27 October 1995

TPS systems rapid growth a threat to Scottish growers

By Allan Wright

SCOTLANDS 450 specialist seed potato growers could be under threat from a rapid expansion in material grown from true potato seed collected from potato "berries".

That was the conclusion many came to after listening to a presentation from Mario Sepulveda, general manager of a US biotechnology company that has pioneered the TPS system.

He said that, in the UK, the best place to grow true potato seed would be in the south of England. First generation tubers could then be multiplied in traditional potato growing areas. "The climate of Scotland would not suit the growing of true seed," he told growers and scientists at a seminar in Edinburgh last week.

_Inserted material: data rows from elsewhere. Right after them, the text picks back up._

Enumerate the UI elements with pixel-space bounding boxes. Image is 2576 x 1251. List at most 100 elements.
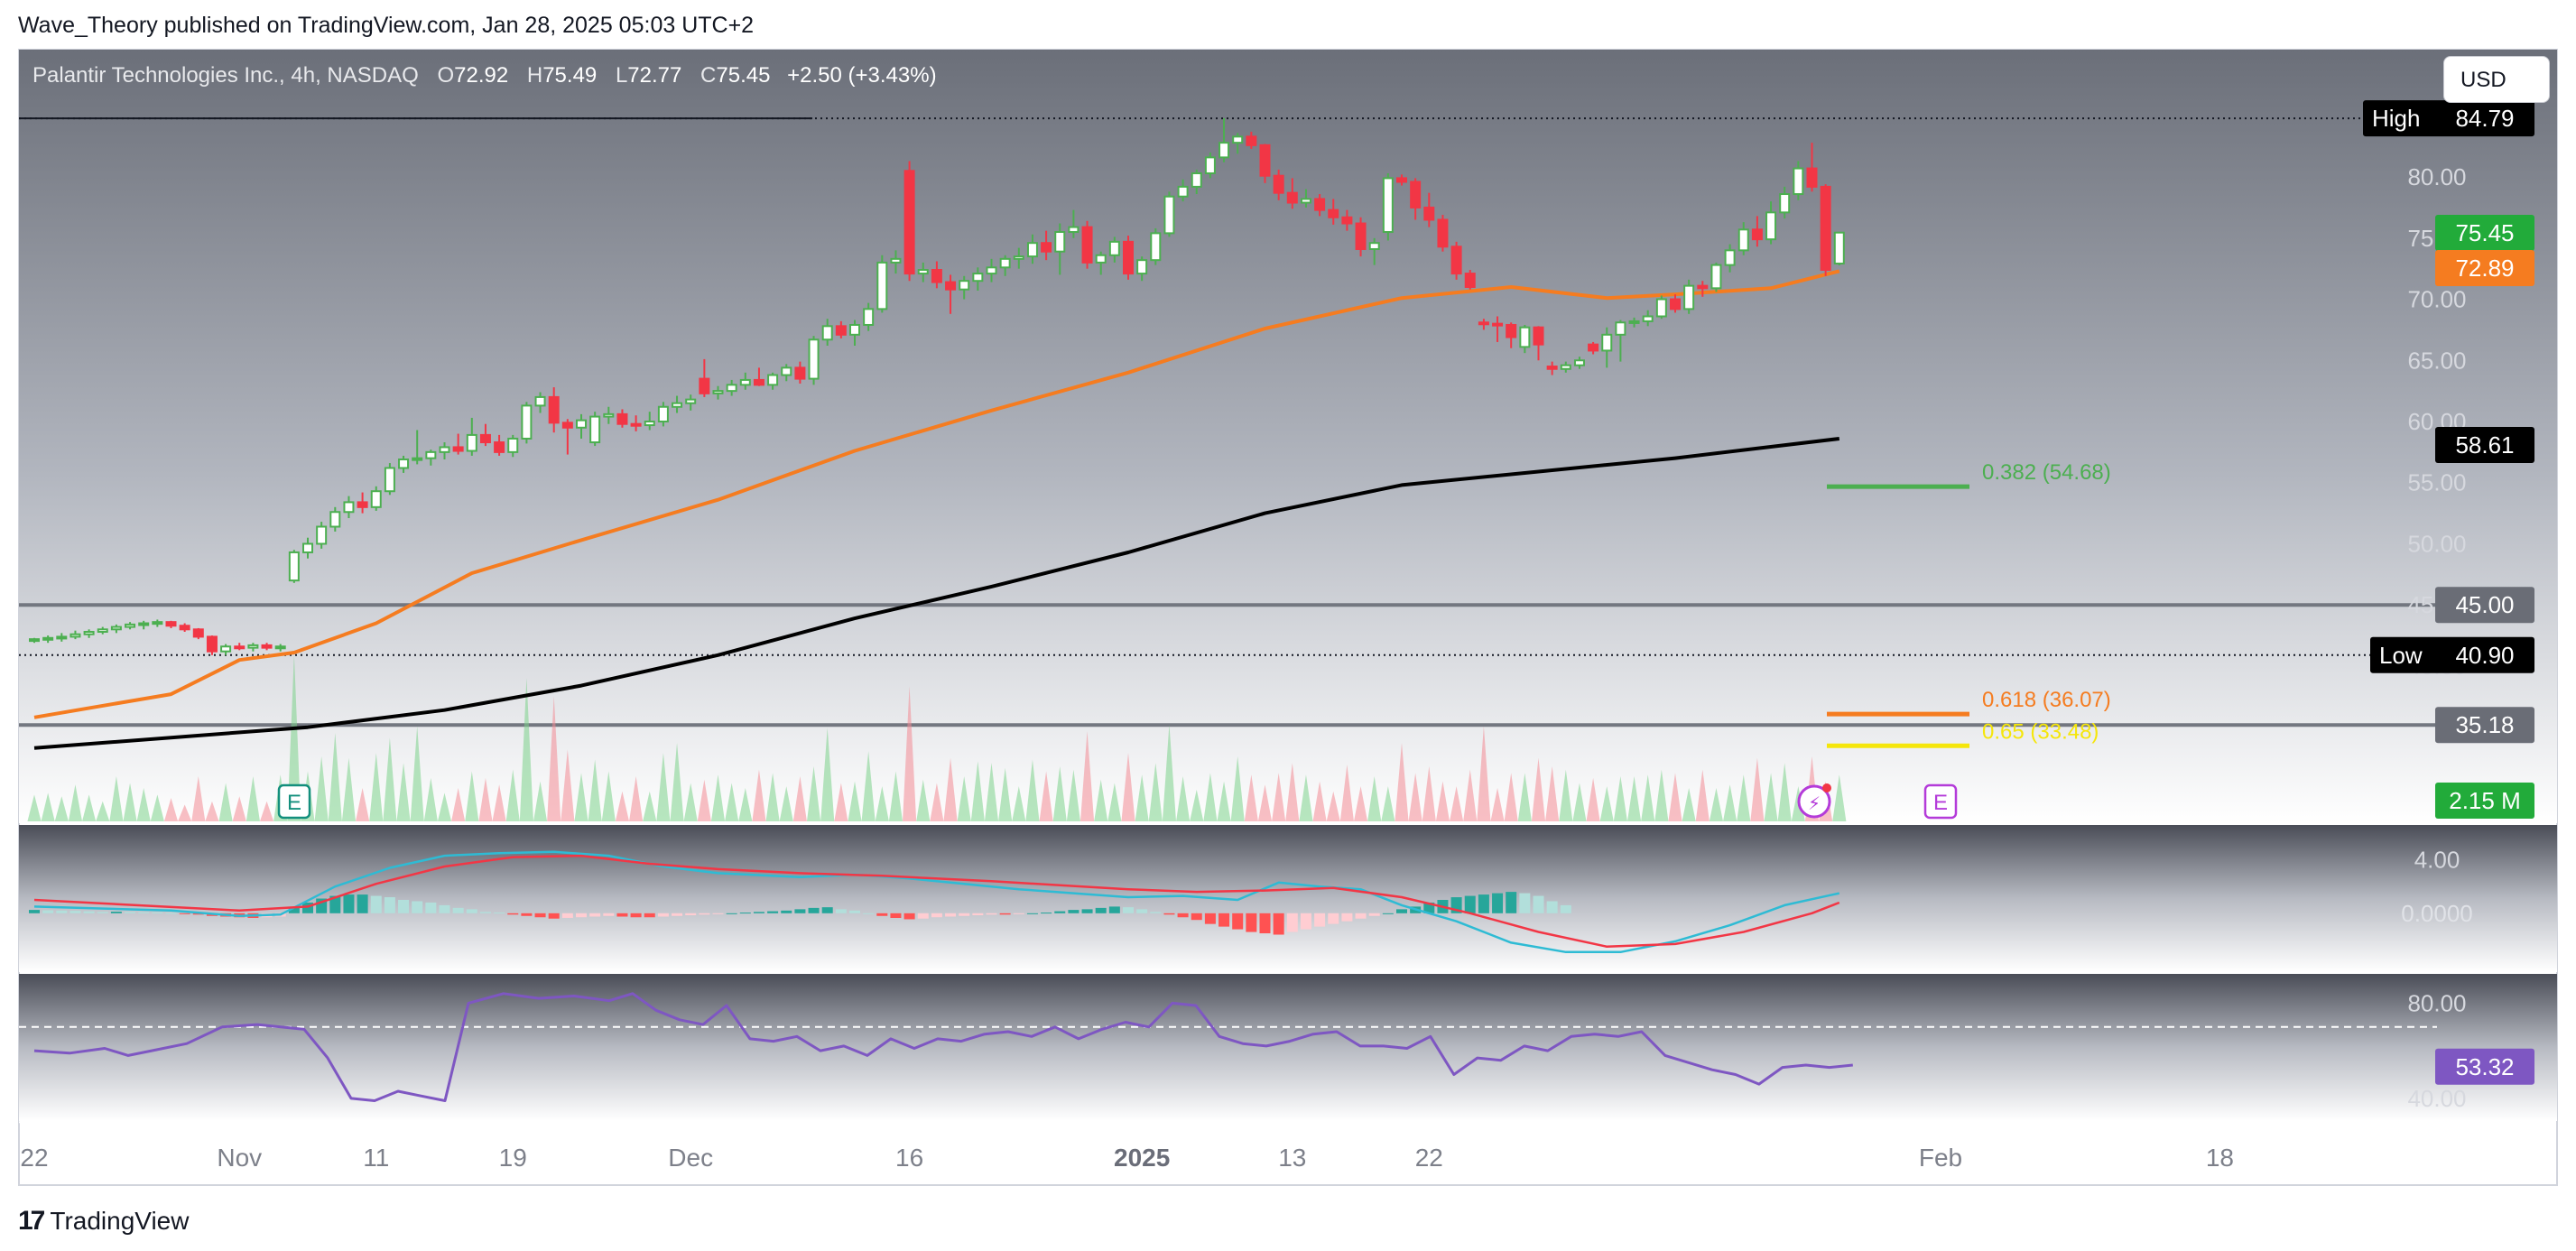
macd-histogram-bar: [1273, 913, 1284, 935]
candle-body: [1806, 167, 1818, 188]
macd-histogram-bar: [370, 895, 382, 913]
volume-bar: [163, 798, 179, 821]
volume-bar: [1066, 769, 1080, 821]
candle-body: [1054, 231, 1066, 253]
candle-body: [234, 645, 246, 650]
time-axis-label: Dec: [668, 1144, 713, 1172]
candle-body: [917, 269, 929, 275]
macd-histogram-bar: [917, 913, 929, 919]
macd-histogram-bar: [794, 909, 806, 913]
candle-body: [452, 446, 464, 452]
volume-bar: [903, 686, 917, 821]
volume-bar: [1107, 783, 1122, 821]
candle-body: [1779, 193, 1791, 214]
candle-body: [1765, 211, 1777, 241]
macd-histogram-bar: [999, 913, 1011, 915]
volume-bar: [1257, 784, 1273, 821]
price-tag: [2435, 250, 2534, 286]
candle-body: [576, 419, 587, 429]
price-axis-tick: 50.00: [2407, 530, 2466, 557]
candle-body: [1177, 185, 1189, 198]
candle-body: [1450, 246, 1462, 275]
candle-body: [97, 628, 108, 634]
macd-signal-line: [33, 854, 1840, 949]
candle-body: [1355, 222, 1367, 250]
macd-histogram-bar: [808, 907, 820, 913]
macd-histogram-bar: [1136, 909, 1148, 913]
ema200-line: [33, 437, 1840, 750]
macd-histogram-bar: [1095, 907, 1107, 913]
candle-body: [1519, 326, 1531, 348]
candle-body: [56, 635, 68, 640]
macd-histogram-bar: [753, 912, 764, 913]
volume-bar: [1176, 776, 1191, 821]
volume-bar: [792, 776, 807, 821]
macd-histogram-bar: [357, 894, 368, 913]
volume-bar: [1052, 765, 1067, 821]
volume-bar: [848, 781, 862, 821]
currency-button[interactable]: USD: [2443, 56, 2550, 103]
high-label: H: [526, 63, 543, 88]
volume-bar: [178, 804, 192, 821]
volume-bar: [205, 801, 219, 821]
candle-body: [1423, 206, 1435, 221]
price-tag-value: 58.61: [2455, 431, 2514, 459]
candle-body: [1259, 144, 1271, 177]
candle-body: [1601, 333, 1613, 352]
candle-body: [1273, 174, 1284, 194]
volume-bar: [519, 677, 533, 821]
time-axis-label: 18: [2206, 1144, 2234, 1172]
candle-body: [316, 525, 328, 545]
volume-bar: [136, 788, 151, 821]
volume-bar: [54, 796, 69, 821]
volume-bar: [1339, 764, 1354, 821]
candle-body: [1670, 298, 1681, 310]
earnings-marker-label: E: [1933, 791, 1948, 815]
candle-body: [274, 645, 286, 650]
high-tag-value: 84.79: [2455, 105, 2514, 132]
volume-bar: [656, 753, 671, 821]
time-axis-label: 13: [1278, 1144, 1306, 1172]
macd-histogram-bar: [479, 912, 491, 913]
candle-body: [1437, 218, 1449, 248]
volume-bar: [1312, 781, 1327, 821]
macd-histogram-bar: [986, 913, 997, 915]
candle-body: [1793, 167, 1804, 196]
volume-bar: [1230, 755, 1245, 821]
macd-histogram-bar: [972, 913, 984, 916]
candle-body: [1368, 242, 1380, 250]
volume-bar: [1545, 765, 1560, 821]
candle-body: [370, 490, 382, 508]
candle-body: [959, 280, 970, 291]
candle-body: [1026, 242, 1038, 258]
candle-body: [657, 405, 669, 423]
volume-bar: [1668, 773, 1682, 821]
volume-bar: [930, 783, 944, 821]
volume-bar: [68, 784, 83, 821]
macd-histogram-bar: [903, 913, 915, 920]
change-value: +2.50 (+3.43%): [787, 63, 937, 88]
close-label: C: [700, 63, 717, 88]
volume-bar: [1723, 784, 1737, 821]
candle-body: [1300, 198, 1311, 204]
candle-body: [903, 170, 915, 275]
volume-bar: [314, 755, 329, 821]
candle-body: [753, 378, 764, 386]
volume-bar: [478, 777, 493, 821]
candle-body: [152, 621, 163, 626]
volume-bar: [574, 773, 588, 821]
macd-histogram-bar: [1013, 913, 1024, 914]
ema50-line: [33, 269, 1840, 719]
candle-body: [808, 338, 820, 380]
candle-body: [767, 374, 779, 386]
volume-bar: [1572, 783, 1587, 821]
macd-histogram-bar: [452, 907, 464, 913]
candle-body: [548, 395, 560, 424]
macd-histogram-bar: [1286, 913, 1298, 932]
candle-body: [29, 638, 40, 643]
candle-body: [138, 622, 150, 626]
macd-histogram-bar: [849, 910, 860, 913]
macd-histogram-bar: [1368, 913, 1380, 916]
volume-bar: [1039, 771, 1053, 821]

A 14-year research programme costing $25m had started with wild potato plants from South America, he explained. Those were used to build up a bank of 400,000 genotypes for a breeding programme.

"True potato seed is produced by us in Chile in a region naturally isolated from disease. TPS is guaranteed to be absolutely free from disease," said Mr Sepulveda.

From Chile, the dried seed goes to a growing network of customers in Asia, Africa, South America and India. Earlier this year, the US allowed the import and use of TPS for commercial potato production. "In Latin America and India we are now supplying 50% of seed requirements in the potato processing sectors," he claimed.

"We are also establishing trials in Europe, in Spain, Portugal and Italy. France and Holland are also very keen. Dutch potato growers tell me it is a development they cannot ignore."

Scottish Office delegates at the meeting pointed out that there was an EU regulation banning the importation of plant material. However, another piece of legislation allows such plants in under national control.

John Bethell, chief executive of the Scottish Seed Potato Development Council, expressed concern about the ability of tubers produced from seed to breed true. But Hans Renia, a Dutch research fellow working at the Scottish Agricultural College, who organised the seminar, said Mr Bethells fears were unfounded.

"In the past, the material was expensive to obtain, difficult to grow, and gave a wide variety of progeny tubers. But this company has developed high quality TPS to meet the needs of demanding customers. Ware yields in many countries are above 40t/ha."